In Practice, It's A Lot Harder Than What You Did In College
Up front, let me say that I implemented the vast majority of the machine learning technology behind Persai. In the beginning, I thought it was going to be a breeze. Take some documents, turn them into features, train a classifier, and off you go. The harsh reality is that less than one percent of the time I spent on this system went into the "sexy part" of machine learning, and most of that was done by the guy who wrote the SVM library we use!
The lion's share of time, and the source of most of the hair-pulling, was spent dealing with the data. Data coming in off of the open internet is dirty. Conflicting character set declarations, boilerplate removal, duplicate detection: these things will drive you to insanity and back.
I was fooled by the simplicity when I first learned this stuff. This is what they teach you about vector space model based classifiers:
- Turn your data into vectors.
- Specify the positive and negative samples.
- Train your classifier.
- Tune your vectorization scheme and classifier parameters until the classifier is good.
Publish Or Perish
If turning data into vectors is such a hard problem, why aren't the academics churning out papers about it? Because it's not sexy. There are no numerical nuances to deciding how to handle a document whose declared character set is ISO-8859-1 but is actually encoded in UTF-8. There's no Turing award coming your way for finding a way to make reasonable text out of horrifically malformed HTML that makes you curse Firefox and Internet Explorer for accepting as renderable.

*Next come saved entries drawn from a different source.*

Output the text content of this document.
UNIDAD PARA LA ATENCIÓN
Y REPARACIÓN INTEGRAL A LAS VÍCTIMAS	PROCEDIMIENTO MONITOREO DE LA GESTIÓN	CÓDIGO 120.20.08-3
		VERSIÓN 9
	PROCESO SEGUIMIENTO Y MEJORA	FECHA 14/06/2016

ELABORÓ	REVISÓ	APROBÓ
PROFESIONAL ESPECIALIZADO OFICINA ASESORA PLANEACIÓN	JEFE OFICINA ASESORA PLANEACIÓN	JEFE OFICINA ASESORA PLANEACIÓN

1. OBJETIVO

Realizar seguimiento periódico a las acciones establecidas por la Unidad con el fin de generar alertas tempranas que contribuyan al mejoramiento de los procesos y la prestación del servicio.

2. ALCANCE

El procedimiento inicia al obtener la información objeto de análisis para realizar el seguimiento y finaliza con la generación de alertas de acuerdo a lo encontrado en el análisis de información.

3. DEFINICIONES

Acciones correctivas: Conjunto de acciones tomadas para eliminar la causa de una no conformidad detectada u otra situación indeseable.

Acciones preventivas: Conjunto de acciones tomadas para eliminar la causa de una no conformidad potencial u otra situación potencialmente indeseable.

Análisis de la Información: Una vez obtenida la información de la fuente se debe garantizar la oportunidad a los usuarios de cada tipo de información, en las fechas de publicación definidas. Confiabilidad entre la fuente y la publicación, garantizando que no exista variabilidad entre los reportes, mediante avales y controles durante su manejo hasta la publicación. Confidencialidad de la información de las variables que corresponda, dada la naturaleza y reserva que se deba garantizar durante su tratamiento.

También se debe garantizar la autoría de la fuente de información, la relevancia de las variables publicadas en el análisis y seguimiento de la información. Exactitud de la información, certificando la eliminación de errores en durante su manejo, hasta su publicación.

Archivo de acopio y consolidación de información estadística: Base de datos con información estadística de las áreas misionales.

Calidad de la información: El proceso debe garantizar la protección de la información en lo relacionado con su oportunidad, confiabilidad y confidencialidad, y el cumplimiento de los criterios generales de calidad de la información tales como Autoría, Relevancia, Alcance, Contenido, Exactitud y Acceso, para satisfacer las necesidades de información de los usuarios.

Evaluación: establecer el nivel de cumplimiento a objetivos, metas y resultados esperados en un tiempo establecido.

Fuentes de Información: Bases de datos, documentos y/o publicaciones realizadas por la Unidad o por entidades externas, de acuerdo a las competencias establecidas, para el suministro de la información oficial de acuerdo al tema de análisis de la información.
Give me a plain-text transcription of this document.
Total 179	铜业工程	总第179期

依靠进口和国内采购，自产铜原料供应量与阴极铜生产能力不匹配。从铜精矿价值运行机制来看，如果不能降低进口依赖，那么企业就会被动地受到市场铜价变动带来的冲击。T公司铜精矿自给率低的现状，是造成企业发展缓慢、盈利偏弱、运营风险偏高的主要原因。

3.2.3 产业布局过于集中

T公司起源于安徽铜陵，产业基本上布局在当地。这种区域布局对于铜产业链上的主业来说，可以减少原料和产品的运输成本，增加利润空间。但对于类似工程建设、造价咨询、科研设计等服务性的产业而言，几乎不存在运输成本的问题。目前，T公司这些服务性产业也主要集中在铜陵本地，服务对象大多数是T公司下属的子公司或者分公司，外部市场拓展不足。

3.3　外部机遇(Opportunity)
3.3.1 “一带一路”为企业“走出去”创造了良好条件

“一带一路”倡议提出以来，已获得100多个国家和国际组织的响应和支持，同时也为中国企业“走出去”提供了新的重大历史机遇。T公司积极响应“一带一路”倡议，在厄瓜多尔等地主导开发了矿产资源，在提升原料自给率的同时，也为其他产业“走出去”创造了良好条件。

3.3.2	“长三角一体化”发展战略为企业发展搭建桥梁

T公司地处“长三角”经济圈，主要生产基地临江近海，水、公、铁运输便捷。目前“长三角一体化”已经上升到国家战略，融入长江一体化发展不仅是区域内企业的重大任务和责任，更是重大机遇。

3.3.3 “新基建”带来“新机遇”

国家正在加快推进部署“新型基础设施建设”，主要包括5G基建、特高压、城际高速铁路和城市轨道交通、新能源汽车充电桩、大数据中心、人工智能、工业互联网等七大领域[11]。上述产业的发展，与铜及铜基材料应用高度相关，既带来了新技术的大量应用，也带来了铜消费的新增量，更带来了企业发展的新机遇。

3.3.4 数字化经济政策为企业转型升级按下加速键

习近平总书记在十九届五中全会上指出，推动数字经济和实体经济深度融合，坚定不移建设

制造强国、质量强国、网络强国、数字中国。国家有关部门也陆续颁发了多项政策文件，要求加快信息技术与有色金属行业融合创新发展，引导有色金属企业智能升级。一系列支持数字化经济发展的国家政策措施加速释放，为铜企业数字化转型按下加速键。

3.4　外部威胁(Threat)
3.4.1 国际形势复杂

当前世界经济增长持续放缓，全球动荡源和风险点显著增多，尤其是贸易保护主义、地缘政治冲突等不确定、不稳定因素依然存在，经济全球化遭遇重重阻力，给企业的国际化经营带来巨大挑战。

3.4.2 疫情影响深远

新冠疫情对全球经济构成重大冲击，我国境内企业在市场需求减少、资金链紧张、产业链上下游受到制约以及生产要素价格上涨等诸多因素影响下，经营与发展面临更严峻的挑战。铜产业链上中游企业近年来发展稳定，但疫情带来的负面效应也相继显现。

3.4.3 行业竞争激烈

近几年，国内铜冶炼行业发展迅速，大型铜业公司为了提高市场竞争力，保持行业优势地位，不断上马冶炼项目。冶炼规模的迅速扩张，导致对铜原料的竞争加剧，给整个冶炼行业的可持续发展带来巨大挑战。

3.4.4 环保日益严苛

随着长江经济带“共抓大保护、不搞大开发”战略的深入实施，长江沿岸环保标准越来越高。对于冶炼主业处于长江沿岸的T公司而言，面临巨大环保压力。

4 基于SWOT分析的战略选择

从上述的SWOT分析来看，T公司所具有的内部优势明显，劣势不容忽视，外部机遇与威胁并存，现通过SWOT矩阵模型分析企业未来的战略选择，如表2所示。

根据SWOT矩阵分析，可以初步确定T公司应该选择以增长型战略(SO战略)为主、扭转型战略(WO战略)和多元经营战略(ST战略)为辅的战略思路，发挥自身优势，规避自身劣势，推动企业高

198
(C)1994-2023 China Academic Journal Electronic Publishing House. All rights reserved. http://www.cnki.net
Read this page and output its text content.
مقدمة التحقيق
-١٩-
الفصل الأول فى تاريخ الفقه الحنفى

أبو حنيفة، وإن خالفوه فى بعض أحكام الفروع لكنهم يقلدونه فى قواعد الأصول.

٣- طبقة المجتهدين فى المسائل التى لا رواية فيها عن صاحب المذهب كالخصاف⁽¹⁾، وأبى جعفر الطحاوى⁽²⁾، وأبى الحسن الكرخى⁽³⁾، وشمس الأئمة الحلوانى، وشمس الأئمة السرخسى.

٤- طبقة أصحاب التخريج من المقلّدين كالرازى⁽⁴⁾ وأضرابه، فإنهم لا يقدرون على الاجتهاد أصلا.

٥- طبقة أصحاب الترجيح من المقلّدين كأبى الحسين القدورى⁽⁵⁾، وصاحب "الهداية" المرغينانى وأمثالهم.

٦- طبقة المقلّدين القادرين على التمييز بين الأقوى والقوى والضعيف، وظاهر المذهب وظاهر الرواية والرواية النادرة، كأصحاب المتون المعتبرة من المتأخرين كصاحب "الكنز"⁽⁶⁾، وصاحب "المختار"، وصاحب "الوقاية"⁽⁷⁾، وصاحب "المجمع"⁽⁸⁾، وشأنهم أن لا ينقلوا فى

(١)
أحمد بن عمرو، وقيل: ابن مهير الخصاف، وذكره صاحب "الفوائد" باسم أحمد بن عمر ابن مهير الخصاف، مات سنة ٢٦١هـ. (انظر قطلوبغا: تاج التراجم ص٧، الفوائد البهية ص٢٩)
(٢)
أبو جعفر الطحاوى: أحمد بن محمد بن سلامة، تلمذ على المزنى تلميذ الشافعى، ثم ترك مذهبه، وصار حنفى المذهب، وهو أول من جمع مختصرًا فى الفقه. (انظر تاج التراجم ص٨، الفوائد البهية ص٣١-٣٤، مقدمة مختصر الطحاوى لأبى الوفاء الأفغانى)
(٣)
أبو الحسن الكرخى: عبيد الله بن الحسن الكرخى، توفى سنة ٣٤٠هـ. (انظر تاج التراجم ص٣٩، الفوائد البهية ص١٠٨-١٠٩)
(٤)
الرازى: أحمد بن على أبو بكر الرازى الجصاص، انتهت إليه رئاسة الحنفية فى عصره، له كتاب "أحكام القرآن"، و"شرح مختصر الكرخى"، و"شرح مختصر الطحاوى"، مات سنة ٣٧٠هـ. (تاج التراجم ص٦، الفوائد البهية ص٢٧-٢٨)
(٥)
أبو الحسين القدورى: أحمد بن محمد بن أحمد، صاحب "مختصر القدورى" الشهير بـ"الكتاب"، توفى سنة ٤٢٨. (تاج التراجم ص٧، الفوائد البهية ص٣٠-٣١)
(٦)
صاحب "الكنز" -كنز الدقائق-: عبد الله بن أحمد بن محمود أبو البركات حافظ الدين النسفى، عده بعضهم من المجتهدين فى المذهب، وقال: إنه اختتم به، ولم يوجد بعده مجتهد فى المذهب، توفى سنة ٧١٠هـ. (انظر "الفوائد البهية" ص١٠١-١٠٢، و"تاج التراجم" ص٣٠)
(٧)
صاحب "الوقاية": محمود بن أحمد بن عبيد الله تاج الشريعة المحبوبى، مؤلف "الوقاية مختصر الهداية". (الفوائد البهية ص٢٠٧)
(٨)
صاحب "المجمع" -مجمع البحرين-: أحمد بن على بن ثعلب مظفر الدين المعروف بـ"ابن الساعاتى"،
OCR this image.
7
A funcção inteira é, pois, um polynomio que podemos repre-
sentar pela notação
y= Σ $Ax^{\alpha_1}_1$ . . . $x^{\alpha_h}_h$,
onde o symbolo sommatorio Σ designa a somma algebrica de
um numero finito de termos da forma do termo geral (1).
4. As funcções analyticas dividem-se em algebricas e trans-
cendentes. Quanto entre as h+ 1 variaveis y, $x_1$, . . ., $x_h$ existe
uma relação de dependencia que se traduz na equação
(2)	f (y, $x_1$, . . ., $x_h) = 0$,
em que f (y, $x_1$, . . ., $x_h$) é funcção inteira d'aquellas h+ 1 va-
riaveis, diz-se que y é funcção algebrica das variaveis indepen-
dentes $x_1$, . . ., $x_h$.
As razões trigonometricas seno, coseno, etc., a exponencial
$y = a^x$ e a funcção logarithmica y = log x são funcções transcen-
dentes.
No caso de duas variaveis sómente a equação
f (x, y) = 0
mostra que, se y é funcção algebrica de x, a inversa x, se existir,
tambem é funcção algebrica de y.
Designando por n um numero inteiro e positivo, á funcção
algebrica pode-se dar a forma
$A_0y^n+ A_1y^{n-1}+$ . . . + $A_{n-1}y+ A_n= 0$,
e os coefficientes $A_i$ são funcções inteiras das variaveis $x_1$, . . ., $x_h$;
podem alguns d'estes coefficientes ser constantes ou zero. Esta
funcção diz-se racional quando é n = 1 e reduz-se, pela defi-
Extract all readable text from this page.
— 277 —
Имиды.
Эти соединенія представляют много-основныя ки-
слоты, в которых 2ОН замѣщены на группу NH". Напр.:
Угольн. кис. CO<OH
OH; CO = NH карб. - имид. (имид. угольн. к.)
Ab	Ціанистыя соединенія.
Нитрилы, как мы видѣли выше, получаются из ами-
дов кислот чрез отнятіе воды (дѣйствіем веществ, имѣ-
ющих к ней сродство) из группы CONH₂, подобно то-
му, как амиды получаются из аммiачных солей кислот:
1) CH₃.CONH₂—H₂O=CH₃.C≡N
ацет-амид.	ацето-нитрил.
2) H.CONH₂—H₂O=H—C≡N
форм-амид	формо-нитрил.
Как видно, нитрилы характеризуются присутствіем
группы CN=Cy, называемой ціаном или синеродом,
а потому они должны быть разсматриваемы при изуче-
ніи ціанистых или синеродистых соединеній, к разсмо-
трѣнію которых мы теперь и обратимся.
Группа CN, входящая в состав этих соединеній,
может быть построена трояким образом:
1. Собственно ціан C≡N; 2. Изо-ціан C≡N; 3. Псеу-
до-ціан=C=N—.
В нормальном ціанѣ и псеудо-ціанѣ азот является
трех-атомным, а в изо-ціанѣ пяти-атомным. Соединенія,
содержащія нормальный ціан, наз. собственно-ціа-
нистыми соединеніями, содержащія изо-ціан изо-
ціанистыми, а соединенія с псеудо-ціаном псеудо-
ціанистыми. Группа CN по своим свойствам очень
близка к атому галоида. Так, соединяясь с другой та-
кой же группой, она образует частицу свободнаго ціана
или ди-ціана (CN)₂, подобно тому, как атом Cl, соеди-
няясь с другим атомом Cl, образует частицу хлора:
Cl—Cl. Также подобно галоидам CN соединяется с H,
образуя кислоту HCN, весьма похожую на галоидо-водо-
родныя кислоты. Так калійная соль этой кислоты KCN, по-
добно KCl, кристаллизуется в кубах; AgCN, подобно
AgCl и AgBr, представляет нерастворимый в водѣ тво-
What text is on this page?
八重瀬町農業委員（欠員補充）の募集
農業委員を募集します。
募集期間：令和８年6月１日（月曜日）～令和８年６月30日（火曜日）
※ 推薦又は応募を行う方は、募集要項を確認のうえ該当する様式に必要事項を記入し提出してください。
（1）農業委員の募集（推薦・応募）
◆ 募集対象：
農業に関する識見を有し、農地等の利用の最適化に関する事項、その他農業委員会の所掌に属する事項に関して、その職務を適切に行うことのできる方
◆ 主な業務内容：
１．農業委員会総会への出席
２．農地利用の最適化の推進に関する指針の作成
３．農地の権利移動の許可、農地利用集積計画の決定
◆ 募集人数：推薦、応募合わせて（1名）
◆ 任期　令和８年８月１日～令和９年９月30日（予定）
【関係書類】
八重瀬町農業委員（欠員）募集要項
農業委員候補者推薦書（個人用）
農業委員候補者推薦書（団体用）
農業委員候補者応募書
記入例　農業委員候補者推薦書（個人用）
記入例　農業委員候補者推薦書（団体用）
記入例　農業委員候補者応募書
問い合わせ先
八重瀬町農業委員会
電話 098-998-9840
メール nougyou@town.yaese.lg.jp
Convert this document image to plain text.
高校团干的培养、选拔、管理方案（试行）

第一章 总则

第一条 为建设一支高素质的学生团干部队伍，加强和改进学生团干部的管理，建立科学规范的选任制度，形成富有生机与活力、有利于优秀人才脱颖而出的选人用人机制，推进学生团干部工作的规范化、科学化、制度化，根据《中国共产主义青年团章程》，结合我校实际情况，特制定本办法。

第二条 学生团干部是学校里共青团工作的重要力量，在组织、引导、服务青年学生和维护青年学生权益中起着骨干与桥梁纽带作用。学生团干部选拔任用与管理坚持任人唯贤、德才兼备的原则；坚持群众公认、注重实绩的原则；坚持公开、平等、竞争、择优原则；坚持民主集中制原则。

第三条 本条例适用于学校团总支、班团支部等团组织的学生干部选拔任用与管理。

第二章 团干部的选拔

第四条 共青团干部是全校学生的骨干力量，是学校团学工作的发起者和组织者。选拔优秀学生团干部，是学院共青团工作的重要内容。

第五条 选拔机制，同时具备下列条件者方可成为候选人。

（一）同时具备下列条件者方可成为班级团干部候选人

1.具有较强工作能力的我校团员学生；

When I started Persai, I admitted that somebody else has already done the mathematical programming better than I ever could. I didn't spend years of my life studying numerical analysis, so chances are, if I attempted to write my own SVM library, I would fail. So, in the interest of success and avoiding Not-Invented-Here syndrome, I used somebody else's library.
People have busted my chops for this, too, as if I am somehow less of an engineer if I use a third-party library. However, one thing has become painfully obvious: the quality of a classifier depends much, much more on your ability to sanitize data than on the algorithm you use.